We review the state-of-the-art on-chip SRAM designs and their power consumption characteristics, including both 6T and 8T design alternatives. Furthermore, we extend our discussion based on an interesting observation over the read access power consumption of the 8T SRAM design.

## 2.1 6T SRAM Design

The conventional 6T bitcell is illustrated in Figure 2. A 6T bitcell consists of two cross-coupled CMOS inverters (*P0*, *N0* and *P1*, *N1*), forming a bi-stable circuit with positive feedback to hold binary data of either 0 or 1. Two access transistors (*N2* and *N3*) connect the



Figure 2: 6T SRAM cell

Figure 3: 8T SRAM cell

complementary storage nodes to two differential bitlines (BL and  $\overline{BL}$ ), while the gates of the access transistors are controlled by the wordline signal WL. Both read and write operations require bitlines to be precharged to  $V_{dd}$  via the precharge logic controlled by  $\overline{PC}$ , then the WL signal is asserted, allowing the bitcell to be accessed via the differential bitlines.
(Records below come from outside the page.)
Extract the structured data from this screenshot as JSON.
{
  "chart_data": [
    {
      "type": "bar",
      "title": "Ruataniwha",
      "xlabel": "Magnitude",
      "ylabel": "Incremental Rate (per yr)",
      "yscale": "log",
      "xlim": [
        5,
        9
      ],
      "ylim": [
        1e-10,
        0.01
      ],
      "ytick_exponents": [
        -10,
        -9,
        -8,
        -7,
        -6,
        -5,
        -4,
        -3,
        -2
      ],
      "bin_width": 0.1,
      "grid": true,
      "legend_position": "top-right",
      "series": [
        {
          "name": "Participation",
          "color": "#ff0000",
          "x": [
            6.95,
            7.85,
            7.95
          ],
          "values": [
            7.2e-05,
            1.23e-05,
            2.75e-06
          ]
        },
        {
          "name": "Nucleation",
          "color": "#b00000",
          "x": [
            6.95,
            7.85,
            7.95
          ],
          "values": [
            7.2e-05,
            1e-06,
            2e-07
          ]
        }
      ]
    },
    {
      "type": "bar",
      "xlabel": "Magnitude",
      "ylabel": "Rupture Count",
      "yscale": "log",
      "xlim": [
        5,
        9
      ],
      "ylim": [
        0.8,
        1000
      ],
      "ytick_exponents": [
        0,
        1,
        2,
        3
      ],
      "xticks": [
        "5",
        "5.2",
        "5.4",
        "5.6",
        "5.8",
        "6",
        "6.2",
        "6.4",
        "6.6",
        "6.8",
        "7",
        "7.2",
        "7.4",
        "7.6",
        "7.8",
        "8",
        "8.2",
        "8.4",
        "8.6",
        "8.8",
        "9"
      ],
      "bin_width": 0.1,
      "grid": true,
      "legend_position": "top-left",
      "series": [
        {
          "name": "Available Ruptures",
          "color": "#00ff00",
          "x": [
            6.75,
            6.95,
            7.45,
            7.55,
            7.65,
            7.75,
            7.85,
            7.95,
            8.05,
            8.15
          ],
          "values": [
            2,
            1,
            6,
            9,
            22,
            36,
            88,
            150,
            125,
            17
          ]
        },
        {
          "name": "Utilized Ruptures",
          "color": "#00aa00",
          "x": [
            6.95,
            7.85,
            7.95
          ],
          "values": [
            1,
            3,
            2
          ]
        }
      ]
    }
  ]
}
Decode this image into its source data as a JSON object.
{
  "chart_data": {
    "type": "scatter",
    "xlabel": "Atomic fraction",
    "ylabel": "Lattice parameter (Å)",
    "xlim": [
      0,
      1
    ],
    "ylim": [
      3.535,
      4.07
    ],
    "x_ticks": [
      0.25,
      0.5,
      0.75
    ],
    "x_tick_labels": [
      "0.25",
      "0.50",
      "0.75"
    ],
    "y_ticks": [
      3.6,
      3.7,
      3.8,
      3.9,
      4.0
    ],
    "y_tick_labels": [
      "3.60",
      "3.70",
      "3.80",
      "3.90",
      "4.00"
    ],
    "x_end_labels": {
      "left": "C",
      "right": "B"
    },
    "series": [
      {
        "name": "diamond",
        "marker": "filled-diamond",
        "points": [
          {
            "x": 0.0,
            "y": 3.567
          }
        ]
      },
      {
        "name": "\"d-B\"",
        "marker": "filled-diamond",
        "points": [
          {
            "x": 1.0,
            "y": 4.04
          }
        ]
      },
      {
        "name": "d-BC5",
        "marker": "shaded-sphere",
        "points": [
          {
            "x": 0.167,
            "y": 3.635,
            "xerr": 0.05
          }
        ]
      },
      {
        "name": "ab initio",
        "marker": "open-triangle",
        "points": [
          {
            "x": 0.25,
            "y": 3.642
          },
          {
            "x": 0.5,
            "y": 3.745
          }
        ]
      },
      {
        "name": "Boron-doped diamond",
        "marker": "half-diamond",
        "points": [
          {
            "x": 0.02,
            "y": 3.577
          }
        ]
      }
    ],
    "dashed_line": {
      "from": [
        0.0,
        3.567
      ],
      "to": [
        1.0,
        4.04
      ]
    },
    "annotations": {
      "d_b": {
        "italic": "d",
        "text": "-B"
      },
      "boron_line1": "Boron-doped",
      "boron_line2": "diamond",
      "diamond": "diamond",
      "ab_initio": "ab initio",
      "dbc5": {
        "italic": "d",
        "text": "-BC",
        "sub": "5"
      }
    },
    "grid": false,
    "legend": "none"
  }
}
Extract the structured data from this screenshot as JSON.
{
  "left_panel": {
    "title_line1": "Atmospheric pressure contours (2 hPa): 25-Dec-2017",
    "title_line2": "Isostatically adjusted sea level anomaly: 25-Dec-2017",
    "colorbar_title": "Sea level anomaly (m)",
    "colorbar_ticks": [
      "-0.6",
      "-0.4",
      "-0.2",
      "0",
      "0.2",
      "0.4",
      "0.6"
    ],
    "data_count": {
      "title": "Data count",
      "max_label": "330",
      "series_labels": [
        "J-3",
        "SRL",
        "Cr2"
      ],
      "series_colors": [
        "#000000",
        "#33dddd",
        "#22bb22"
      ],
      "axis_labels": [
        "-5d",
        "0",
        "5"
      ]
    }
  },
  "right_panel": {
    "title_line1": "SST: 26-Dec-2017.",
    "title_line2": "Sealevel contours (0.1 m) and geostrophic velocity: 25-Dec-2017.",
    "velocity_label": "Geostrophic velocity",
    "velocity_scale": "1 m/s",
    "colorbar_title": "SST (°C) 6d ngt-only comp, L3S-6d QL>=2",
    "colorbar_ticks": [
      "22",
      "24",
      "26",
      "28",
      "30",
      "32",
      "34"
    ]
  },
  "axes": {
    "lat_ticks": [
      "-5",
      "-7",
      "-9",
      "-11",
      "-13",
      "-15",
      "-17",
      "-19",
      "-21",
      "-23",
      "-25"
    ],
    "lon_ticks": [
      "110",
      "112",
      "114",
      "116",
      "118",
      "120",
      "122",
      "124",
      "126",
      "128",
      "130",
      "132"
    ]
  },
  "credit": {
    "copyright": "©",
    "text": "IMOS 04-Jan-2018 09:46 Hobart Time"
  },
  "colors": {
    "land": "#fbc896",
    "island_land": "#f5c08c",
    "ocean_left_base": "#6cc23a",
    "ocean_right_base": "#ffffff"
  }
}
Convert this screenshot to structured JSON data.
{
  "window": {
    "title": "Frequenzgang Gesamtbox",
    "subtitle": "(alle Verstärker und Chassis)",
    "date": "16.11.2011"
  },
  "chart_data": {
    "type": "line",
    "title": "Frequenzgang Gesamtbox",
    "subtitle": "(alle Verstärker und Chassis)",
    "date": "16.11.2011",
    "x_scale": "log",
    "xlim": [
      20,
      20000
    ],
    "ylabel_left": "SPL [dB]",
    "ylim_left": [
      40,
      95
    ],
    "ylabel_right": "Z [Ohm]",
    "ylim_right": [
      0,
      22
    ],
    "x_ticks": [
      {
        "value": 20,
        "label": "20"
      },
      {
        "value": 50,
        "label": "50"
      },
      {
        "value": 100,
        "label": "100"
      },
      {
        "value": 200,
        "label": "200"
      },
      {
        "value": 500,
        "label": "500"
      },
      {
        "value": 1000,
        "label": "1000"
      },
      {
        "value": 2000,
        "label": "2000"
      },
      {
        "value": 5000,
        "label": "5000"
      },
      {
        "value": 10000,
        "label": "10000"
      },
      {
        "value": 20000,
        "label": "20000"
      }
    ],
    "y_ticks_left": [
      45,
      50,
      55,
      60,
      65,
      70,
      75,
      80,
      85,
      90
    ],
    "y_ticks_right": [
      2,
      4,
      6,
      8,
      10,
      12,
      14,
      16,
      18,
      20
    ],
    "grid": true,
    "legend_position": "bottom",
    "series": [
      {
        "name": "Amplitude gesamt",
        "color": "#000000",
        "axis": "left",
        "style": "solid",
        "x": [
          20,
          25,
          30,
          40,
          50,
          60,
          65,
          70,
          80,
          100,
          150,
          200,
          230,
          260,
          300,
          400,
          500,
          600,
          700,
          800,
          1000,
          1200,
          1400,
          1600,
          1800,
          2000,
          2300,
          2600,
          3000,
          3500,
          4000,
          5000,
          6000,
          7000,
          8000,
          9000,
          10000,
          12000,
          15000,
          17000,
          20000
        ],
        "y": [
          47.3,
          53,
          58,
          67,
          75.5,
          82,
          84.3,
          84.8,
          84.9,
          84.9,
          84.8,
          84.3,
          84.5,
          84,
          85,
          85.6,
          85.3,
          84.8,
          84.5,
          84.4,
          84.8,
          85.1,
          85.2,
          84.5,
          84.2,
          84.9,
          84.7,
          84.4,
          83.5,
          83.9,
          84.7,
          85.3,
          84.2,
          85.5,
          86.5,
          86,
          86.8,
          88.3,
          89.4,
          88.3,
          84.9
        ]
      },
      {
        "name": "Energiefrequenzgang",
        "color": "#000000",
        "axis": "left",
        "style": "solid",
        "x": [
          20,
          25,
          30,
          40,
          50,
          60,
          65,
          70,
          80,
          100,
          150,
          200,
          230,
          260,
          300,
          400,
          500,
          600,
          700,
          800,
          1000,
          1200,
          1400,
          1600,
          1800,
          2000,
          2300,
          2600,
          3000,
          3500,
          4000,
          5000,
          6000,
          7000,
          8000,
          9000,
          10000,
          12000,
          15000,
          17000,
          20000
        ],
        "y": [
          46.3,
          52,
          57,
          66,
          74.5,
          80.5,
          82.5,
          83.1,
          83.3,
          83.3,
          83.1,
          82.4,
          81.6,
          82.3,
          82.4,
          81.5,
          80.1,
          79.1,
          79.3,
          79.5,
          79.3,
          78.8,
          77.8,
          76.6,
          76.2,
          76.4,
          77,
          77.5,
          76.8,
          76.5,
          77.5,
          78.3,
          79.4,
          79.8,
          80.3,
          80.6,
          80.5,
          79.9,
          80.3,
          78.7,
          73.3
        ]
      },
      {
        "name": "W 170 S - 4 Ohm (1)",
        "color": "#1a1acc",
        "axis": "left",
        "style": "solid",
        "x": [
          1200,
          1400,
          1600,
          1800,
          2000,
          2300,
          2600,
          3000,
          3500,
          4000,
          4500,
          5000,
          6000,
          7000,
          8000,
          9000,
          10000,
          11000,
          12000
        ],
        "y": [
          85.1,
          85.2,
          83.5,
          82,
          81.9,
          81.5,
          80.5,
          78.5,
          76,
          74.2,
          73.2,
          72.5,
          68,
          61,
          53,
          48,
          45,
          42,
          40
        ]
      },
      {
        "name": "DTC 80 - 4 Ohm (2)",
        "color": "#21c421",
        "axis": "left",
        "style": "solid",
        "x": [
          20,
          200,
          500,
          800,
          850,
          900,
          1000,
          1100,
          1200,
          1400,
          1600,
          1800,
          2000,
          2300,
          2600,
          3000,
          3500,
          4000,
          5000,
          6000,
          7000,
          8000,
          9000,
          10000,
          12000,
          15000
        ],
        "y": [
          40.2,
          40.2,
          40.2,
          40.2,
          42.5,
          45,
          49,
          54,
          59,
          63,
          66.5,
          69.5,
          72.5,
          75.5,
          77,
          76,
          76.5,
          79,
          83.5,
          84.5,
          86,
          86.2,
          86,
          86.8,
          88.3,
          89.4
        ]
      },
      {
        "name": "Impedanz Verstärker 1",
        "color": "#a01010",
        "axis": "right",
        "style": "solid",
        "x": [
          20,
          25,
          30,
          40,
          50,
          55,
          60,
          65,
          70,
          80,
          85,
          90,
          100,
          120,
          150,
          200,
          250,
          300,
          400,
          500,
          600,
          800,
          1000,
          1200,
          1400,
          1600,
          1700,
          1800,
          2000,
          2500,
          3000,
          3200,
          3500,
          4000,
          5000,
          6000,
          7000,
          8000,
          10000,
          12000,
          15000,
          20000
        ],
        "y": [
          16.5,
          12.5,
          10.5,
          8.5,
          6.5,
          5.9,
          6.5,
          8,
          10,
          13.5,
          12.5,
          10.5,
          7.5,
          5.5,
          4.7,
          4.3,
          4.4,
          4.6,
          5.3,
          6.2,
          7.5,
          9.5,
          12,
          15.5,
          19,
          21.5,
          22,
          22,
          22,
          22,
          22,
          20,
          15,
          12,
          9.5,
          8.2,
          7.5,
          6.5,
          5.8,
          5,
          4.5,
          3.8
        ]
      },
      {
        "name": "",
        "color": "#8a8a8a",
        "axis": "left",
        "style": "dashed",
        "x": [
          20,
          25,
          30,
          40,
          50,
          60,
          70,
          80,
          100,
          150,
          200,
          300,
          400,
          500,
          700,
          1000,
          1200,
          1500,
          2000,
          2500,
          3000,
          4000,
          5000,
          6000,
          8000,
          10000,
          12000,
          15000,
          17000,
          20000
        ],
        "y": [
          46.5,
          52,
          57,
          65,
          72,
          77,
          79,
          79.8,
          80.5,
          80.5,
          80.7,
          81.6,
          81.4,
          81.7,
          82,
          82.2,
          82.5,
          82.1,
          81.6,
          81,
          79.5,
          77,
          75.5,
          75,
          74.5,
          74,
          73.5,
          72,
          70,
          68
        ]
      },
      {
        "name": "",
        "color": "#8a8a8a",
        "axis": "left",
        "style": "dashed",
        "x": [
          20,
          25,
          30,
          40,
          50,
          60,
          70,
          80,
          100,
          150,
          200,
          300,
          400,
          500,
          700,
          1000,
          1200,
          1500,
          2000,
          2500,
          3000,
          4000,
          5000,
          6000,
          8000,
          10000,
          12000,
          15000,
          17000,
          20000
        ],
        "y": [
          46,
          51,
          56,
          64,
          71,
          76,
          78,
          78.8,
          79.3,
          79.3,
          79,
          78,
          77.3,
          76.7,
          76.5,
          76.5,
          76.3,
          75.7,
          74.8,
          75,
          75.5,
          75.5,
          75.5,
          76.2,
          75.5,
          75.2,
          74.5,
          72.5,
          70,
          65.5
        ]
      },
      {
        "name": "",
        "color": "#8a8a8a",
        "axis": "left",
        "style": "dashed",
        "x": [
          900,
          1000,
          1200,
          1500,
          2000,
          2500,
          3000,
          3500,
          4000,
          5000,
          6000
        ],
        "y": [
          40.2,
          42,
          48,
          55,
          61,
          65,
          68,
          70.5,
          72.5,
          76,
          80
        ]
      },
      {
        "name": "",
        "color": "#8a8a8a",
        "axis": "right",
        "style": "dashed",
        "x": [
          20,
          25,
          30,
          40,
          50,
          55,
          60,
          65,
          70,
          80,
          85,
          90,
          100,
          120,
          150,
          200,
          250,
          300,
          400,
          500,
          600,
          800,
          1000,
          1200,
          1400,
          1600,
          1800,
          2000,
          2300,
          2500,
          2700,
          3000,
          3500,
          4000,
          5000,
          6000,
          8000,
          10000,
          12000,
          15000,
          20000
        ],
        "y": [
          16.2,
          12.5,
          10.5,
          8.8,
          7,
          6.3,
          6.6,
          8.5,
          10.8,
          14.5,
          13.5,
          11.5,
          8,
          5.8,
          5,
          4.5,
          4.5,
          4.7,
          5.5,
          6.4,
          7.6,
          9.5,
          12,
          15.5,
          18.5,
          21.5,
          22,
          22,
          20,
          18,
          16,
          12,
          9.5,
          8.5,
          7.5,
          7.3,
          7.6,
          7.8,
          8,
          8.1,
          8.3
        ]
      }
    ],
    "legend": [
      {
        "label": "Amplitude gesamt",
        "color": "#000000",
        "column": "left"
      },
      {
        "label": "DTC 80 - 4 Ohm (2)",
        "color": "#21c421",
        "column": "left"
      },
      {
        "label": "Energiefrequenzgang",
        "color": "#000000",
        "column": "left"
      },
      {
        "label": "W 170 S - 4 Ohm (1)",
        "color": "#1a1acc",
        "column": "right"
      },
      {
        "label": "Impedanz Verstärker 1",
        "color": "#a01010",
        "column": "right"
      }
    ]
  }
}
Here, it is assumed that the left node stores 1. During the read operation, BL remains high after precharge, while  $\overline{BL}$  is discharged via the access transistor N3 and the pull-down transistor N1. The voltage difference is then amplified and latched by the sense-amplifier, finishing a successful read operation. For write operation, bitline write drivers charges/discharges both bitlines to the desired states, overwriting the bitcell contents with the present data when the WL signal is asserted.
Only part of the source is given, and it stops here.